Zaaknummer / rekestnummer: C/16/594852 / HA RK 25-106
Beschikking van 8 oktober 2025
in de zaak van
[verzoeker],
te [woonplaats] ,
verzoekende partij,
hierna te noemen: [verzoeker] ,
advocaat: mr. H.E.C.A. Vlasman,
tegen
A.S.R. SCHADEVERZEKERING N.V.,
te Utrecht,
verwerende partij,
hierna te noemen: ASR,
advocaat: mr. M.M. Klunder.

1.De procedure

1.1.
Het verloop van de procedure blijkt uit:
- het verzoekschrift met producties 1 t/m 20
- de brief van 17 juni 2025 van de griffier van de rechtbank waarin om een aanvullende toelichting op de schade wordt gevraagd.
- het verweerschrift met producties 1 t/m 38
- de aanvullende toelichting op de schade met producties 21 en 22 van [verzoeker]
- de spreekaantekeningen van [verzoeker]
- de mondelinge behandeling van 9 september 2025, waarvan door de griffier aantekeningen zijn gemaakt.
1.2.
Door [verzoeker] is naast deze deelgeschilprocedure ook een verzoekschriftprocedure voorlopig deskundigenbericht ingediend (594849 HA RK 25-105). Deze procedure ziet op hetzelfde feitencomplex als waar deze deelgeschilprocedure over gaat en is ook gericht tegen dezelfde verweerder, ASR. De rechtbank heeft ambtshalve beide zaken gevoegd op grond van artikel 222 Wetboek van Burgerlijke Rechtsvordering (Rv). De gezamenlijke mondelinge behandeling vond plaats op 9 september 2025. [verzoeker] is verschenen, samen met zijn advocaat mr. Vlasman. Namens ASR is verschenen mevrouw [A] samen met haar advocaat mr. Klunder.
1.3.
Na afloop van de zitting is besloten dat er beschikking wordt gewezen in zowel de deelgeschilprocedure als in het voorlopig deskundigenbericht. In de verzoekschriftprocedure voorlopig deskundigenbericht moet eerst contact worden gelegd met de deskundigen voordat beschikking gewezen kan worden. De rechtbank heeft geen invloed op de tijd die dit kost. Daarom heeft de rechtbank besloten in elke procedure afzonderlijk beschikking te wijzen.

2.De kern van de zaak

2.1.
Op 24 september 2020 is [verzoeker] op zijn fiets aangereden door een automobilist (hierna: het ongeval) die verzekerd is bij ASR. [verzoeker] heeft hierbij letsel opgelopen, waaronder letsel aan zijn linker hand/pols. ASR heeft aansprakelijkheid voor dit ongeval erkend. Partijen discussieren over een alternatieve oorzaak voor dit hand/pols letsel. Volgens ASR is het mogelijk dat een incident met een paard een aantal dagen voor het ongeval (ook) van invloed is geweest op de huidige hand/polsklachten van [verzoeker] . [verzoeker] meent dat dit niet het geval is, alleen al omdat bij bij dit andere incident rechts is geraakt en dus niet aan zijn linker hand/pols. Hij voert aan dat hij dit standpunt voldoende heeft onderbouwd met de verklaringen van de getuigen die tijdens het voorlopig getuigenverhoor zijn afgelegd. De rechtbank is het met [verzoeker] eens en oordeelt dat het paardenincident geen letsel aan de linker hand/pols heeft veroorzaakt.

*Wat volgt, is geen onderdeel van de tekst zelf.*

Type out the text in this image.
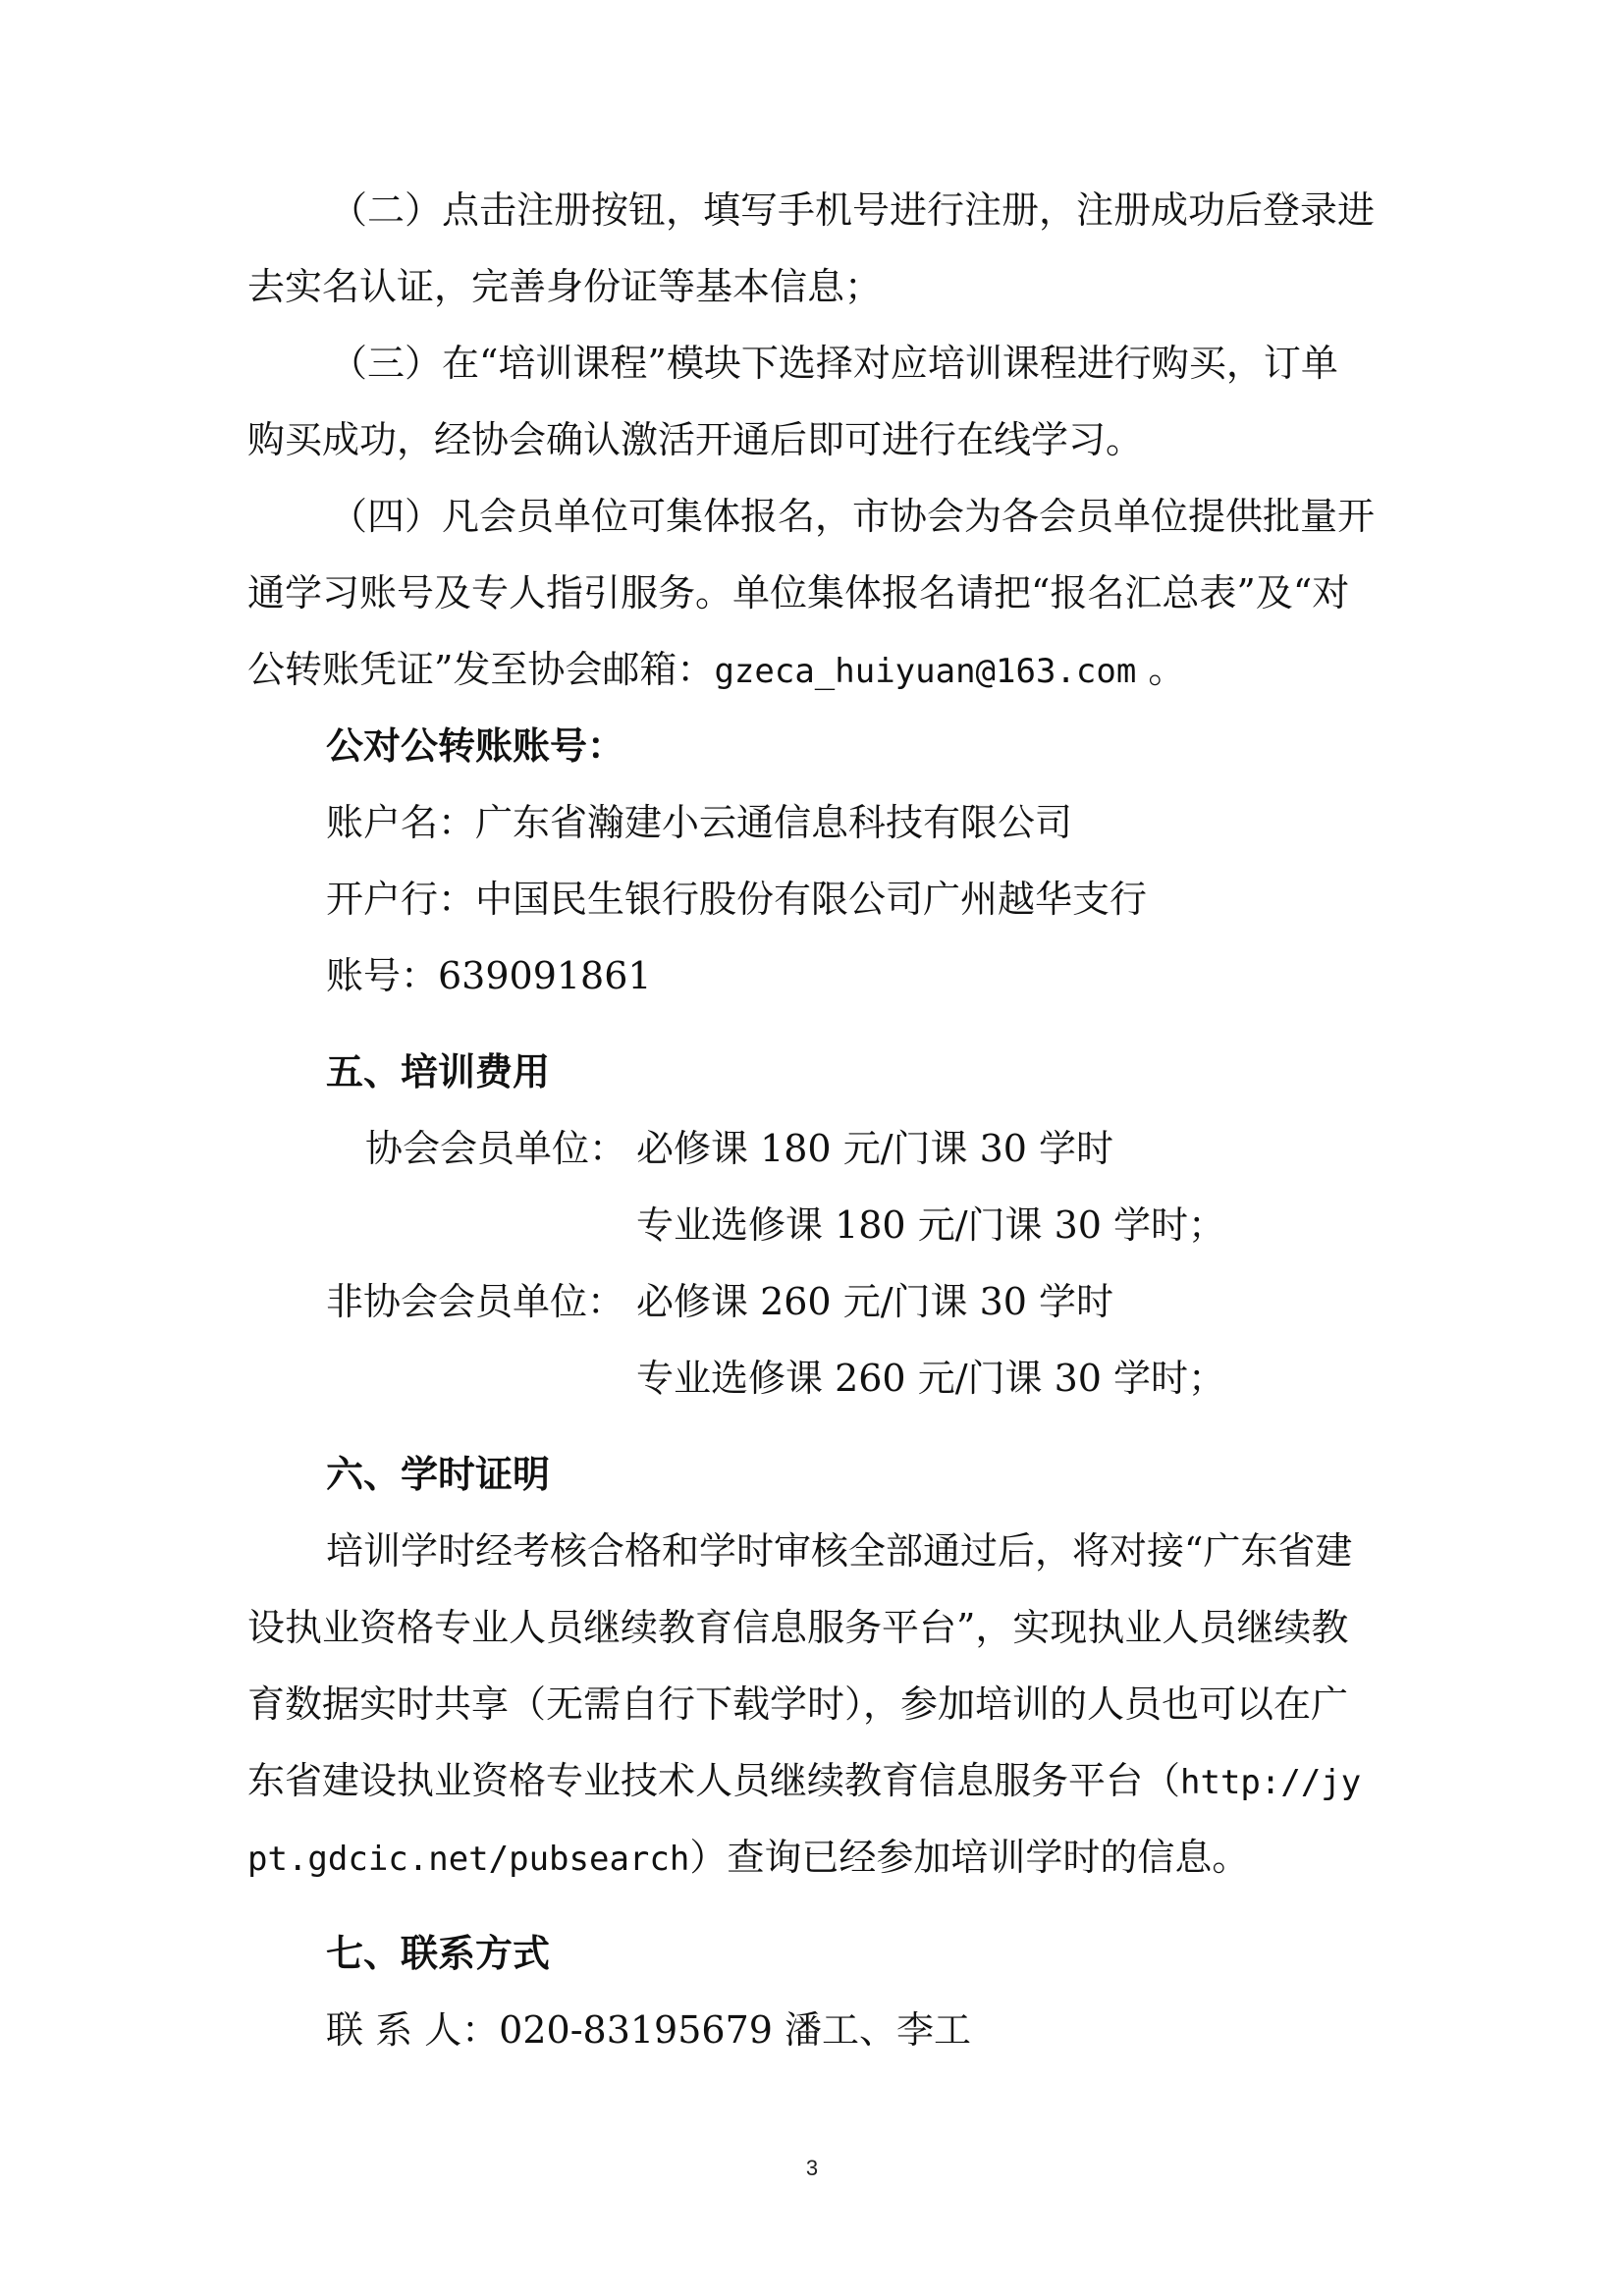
（二）点击注册按钮，填写手机号进行注册，注册成功后登录进
去实名认证，完善身份证等基本信息；
（三）在“培训课程”模块下选择对应培训课程进行购买，订单
购买成功，经协会确认激活开通后即可进行在线学习。
（四）凡会员单位可集体报名，市协会为各会员单位提供批量开
通学习账号及专人指引服务。单位集体报名请把“报名汇总表”及“对
公转账凭证”发至协会邮箱：gzeca_huiyuan@163.com 。
公对公转账账号：
账户名：广东省瀚建小云通信息科技有限公司
开户行：中国民生银行股份有限公司广州越华支行
账号：639091861
五、培训费用
协会会员单位： 必修课 180 元/门课 30 学时
专业选修课 180 元/门课 30 学时；
非协会会员单位： 必修课 260 元/门课 30 学时
专业选修课 260 元/门课 30 学时；
六、学时证明
培训学时经考核合格和学时审核全部通过后，将对接“广东省建
设执业资格专业人员继续教育信息服务平台”，实现执业人员继续教
育数据实时共享（无需自行下载学时），参加培训的人员也可以在广
东省建设执业资格专业技术人员继续教育信息服务平台（http://jy
pt.gdcic.net/pubsearch）查询已经参加培训学时的信息。
七、联系方式
联 系 人：020-83195679 潘工、李工
3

3.De achtergrond van de zaak

3.1.
Op 24 september 2020 is [verzoeker] aangereden door een automobilist, terwijl hij op zijn fiets reed. ASR heeft aansprakelijk voor de gevolgen van dit ongeval erkend. [verzoeker] heeft als gevolg van het ongeval letsel opgelopen aan onder meer zijn linker hand/pols, voet, knie, gebit en schouder. [verzoeker] stelt door zijn klachten en beperkingen als gevolg van het ongeval schade te hebben geleden en nog altijd te lijden. Zo kan [verzoeker] naar eigen zeggen zijn werk als paardentandarts niet meer uitvoeren. Voor dit deelgeschil is alleen het letsel aan de linker hand/pols relevant.
3.2.
Tussen partijen is buiten rechte discussie ontstaan over de oorzaak van het hand/polsletsel links, omdat in het huisartsenjournaal beschreven staat dat [verzoeker] zich enkele dagen voor het ongeval, op 15 september 2020, ook met letsel aan de hand/pols als gevolg van een incident met een paard bij de huisarts heeft gemeld. Volgens [verzoeker] is hij door een paard geraakt toen deze naar achteren trapte. [verzoeker] heeft zich daarna bij de huisarts gemeld. De huisarts heeft in het journaal niet genoteerd om welke kant, links of rechts, het ging:
“pols/onderarm, last na actie met been paard, geen trap gehad,meer distorsieverhaal, heeft er ook nog mee doorgewerkt. Minimale zwelling handrug, geen asdrukpijn, functie goed.”(randnummer 9 verzoekschrift)
In de nadere toelichting die [verzoeker] gevraagd heeft aan de huisarts (productie 6 dagvaarding) geeft de huisarts aan:
“- handklacht 15-09-2020 : helaas in de verslaglegging niet vermeld welke zijde het betrof”
Op basis hiervan heeft ASR de stelling van [verzoeker] dat hij als gevolg van het ongeval hand/polsletsel links heeft opgelopen betwist. Volgens ASR is het namelijk mogelijk dat de linker hand/polsklachten die [verzoeker] ervaart niet (alleen) door het ongeval zijn veroorzaakt, maar (ook) door het paardenincident. Hier moet volgens ASR rekening mee gehouden worden bij de beoordeling van de vraag welke schade zij aan [verzoeker] als gevolg van het ongeval moet vergoeden.
3.3.
[verzoeker] is het hier niet mee eens en is uiteindelijk een voorlopig getuigenverhoor gestart om te kunnen bewijzen dat zijn linker hand/pols niet betrokken was bij het paardenincident. De verhoren van de getuigen hebben op 4 november 2023 plaatsgevonden. ASR heeft haar standpunt naar aanleiding van de getuigenverklaringen niet gewijzigd. ASR heeft afgezien van het houden van een contra-enquête en zij heeft ook niet op een andere manier haar ongewijzigde standpunt onderbouwd. Volgens [verzoeker] hebben de hand/polsklachten links een grote, en mogelijk zelfs de grootste impact op de beperkingen die hij ondervindt in zijn dagelijkse en werkzame leven. Het antwoord op de vraag of zijn huidige hand-/polsklachten mogelijk (ook) een gevolg zijn van het paardenincident is dus zeer belangrijk voor de schaderegeling. Daarom is [verzoeker] deze deelgeschilprocedure gestart.

4.De beoordeling

De beslissing in deze deelgeschilprocedure zou kunnen bijdragen aan een oplossing
4.1.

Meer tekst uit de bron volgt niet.